Application of the optimal 24 MIRU-VNTR loci set for Mycobacterium tuberculosis strains improves the correlation between strain typing and epidemiological data.

Written by Craig Webster on .

Dr Jason EvansAuthors: Jason T. Evans (1), Beck Taylor (2), Desmond Estephane (1), Sarah Gardiner (1), E. Grace Smith (1), Peter M. Hawkey (1).

Affiliations:
(1) HPA West Midlands Laboratory, Heart of England NHS Foundation Trust, Bordesley Green East, Birmingham B9 5SS, UK.
(2)Heart of Birmingham Teaching Primary Care Trust, Bartholomew House, 142 Hagley Road, Edgbaston, Birmingham, B16 9PA.

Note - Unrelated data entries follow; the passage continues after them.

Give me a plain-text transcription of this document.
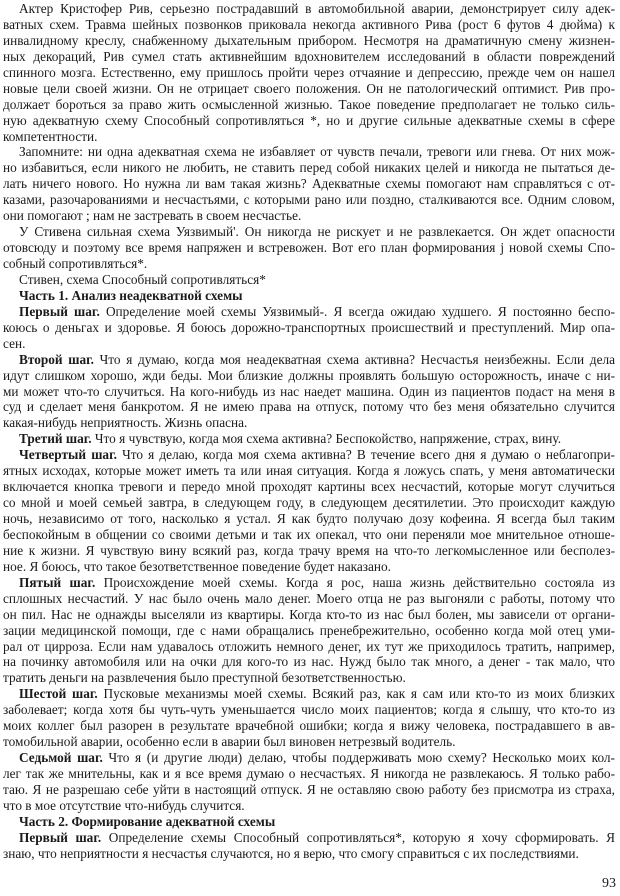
Актер Кристофер Рив, серьезно пострадавший в автомобильной аварии, демонстрирует силу адек-
ватных схем. Травма шейных позвонков приковала некогда активного Рива (рост 6 футов 4 дюйма) к
инвалидному креслу, снабженному дыхательным прибором. Несмотря на драматичную смену жизнен-
ных декораций, Рив сумел стать активнейшим вдохновителем исследований в области повреждений
спинного мозга. Естественно, ему пришлось пройти через отчаяние и депрессию, прежде чем он нашел
новые цели своей жизни. Он не отрицает своего положения. Он не патологический оптимист. Рив про-
должает бороться за право жить осмысленной жизнью. Такое поведение предполагает не только силь-
ную адекватную схему Способный сопротивляться *, но и другие сильные адекватные схемы в сфере
компетентности.
Запомните: ни одна адекватная схема не избавляет от чувств печали, тревоги или гнева. От них мож-
но избавиться, если никого не любить, не ставить перед собой никаких целей и никогда не пытаться де-
лать ничего нового. Но нужна ли вам такая жизнь? Адекватные схемы помогают нам справляться с от-
казами, разочарованиями и несчастьями, с которыми рано или поздно, сталкиваются все. Одним словом,
они помогают ; нам не застревать в своем несчастье.
У Стивена сильная схема Уязвимый'. Он никогда не рискует и не развлекается. Он ждет опасности
отовсюду и поэтому все время напряжен и встревожен. Вот его план формирования j новой схемы Спо-
собный сопротивляться*.
Стивен, схема Способный сопротивляться*
Часть 1. Анализ неадекватной схемы
Первый шаг. Определение моей схемы Уязвимый-. Я всегда ожидаю худшего. Я постоянно беспо-
коюсь о деньгах и здоровье. Я боюсь дорожно-транспортных происшествий и преступлений. Мир опа-
сен.
Второй шаг. Что я думаю, когда моя неадекватная схема активна? Несчастья неизбежны. Если дела
идут слишком хорошо, жди беды. Мои близкие должны проявлять большую осторожность, иначе с ни-
ми может что-то случиться. На кого-нибудь из нас наедет машина. Один из пациентов подаст на меня в
суд и сделает меня банкротом. Я не имею права на отпуск, потому что без меня обязательно случится
какая-нибудь неприятность. Жизнь опасна.
Третий шаг. Что я чувствую, когда моя схема активна? Беспокойство, напряжение, страх, вину.
Четвертый шаг. Что я делаю, когда моя схема активна? В течение всего дня я думаю о неблагопри-
ятных исходах, которые может иметь та или иная ситуация. Когда я ложусь спать, у меня автоматически
включается кнопка тревоги и передо мной проходят картины всех несчастий, которые могут случиться
со мной и моей семьей завтра, в следующем году, в следующем десятилетии. Это происходит каждую
ночь, независимо от того, насколько я устал. Я как будто получаю дозу кофеина. Я всегда был таким
беспокойным в общении со своими детьми и так их опекал, что они переняли мое мнительное отноше-
ние к жизни. Я чувствую вину всякий раз, когда трачу время на что-то легкомысленное или бесполез-
ное. Я боюсь, что такое безответственное поведение будет наказано.
Пятый шаг. Происхождение моей схемы. Когда я рос, наша жизнь действительно состояла из
сплошных несчастий. У нас было очень мало денег. Моего отца не раз выгоняли с работы, потому что
он пил. Нас не однажды выселяли из квартиры. Когда кто-то из нас был болен, мы зависели от органи-
зации медицинской помощи, где с нами обращались пренебрежительно, особенно когда мой отец уми-
рал от цирроза. Если нам удавалось отложить немного денег, их тут же приходилось тратить, например,
на починку автомобиля или на очки для кого-то из нас. Нужд было так много, а денег - так мало, что
тратить деньги на развлечения было преступной безответственностью.
Шестой шаг. Пусковые механизмы моей схемы. Всякий раз, как я сам или кто-то из моих близких
заболевает; когда хотя бы чуть-чуть уменьшается число моих пациентов; когда я слышу, что кто-то из
моих коллег был разорен в результате врачебной ошибки; когда я вижу человека, пострадавшего в ав-
томобильной аварии, особенно если в аварии был виновен нетрезвый водитель.
Седьмой шаг. Что я (и другие люди) делаю, чтобы поддерживать мою схему? Несколько моих кол-
лег так же мнительны, как и я все время думаю о несчастьях. Я никогда не развлекаюсь. Я только рабо-
таю. Я не разрешаю себе уйти в настоящий отпуск. Я не оставляю свою работу без присмотра из страха,
что в мое отсутствие что-нибудь случится.
Часть 2. Формирование адекватной схемы
Первый шаг. Определение схемы Способный сопротивляться*, которую я хочу сформировать. Я
знаю, что неприятности я несчастья случаются, но я верю, что смогу справиться с их последствиями.
93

Objectives: The utility of DNA fingerprinting of M. tuberculosis strains has been enhanced by MIRU-VNTR typing. An enhanced set of 24 loci that offers greater discrimination over the original 12 loci and aims to improve the concordance of strain typing data with epidemiological data has been published. The aim of this study was to evaluate the optimal MIRU-VNTR loci set in discriminating clusters defined by the original MIRU-VNTR loci that have varying levels of epidemiological links.

 

Methods: Six clusters containing 71 M. tuberculosis strains typed using the original MIRU-VNTR loci set were selected for further analysis by the optimal MIRU-VNTR loci set. Epidemiological links within each of the 6 clusters were investigated. The 6 clusters contained a range of varying levels of epidemiological links ranging from none found to definitive. MIRU-VNTR analysis was carried out by PCR and fragment sizing by agarose gel electrophoresis.

Results: Using the original set of MIRU-VNTR loci the degree of concordance between molecular data and epidemiological data was 61%. Analysis using 24 loci increased the level of concordance to 93%.

Conclusion: The optimal set of M. tuberculosis MIRU-VNTR loci greatly increases the concordance between strain typing and epidemiological data. This further enhances the utility of MIRU-VNTR loci in DNA fingerprinting of M. tuberculosis strains as clusters identified by the original MIRU-VNTR loci set but with no apparent epidemiological links are differentiated into epidemiological relevant sub-groups whereas epidemiological relevant clusters are not significantly split by the optimal MIRU-VNTR loci set.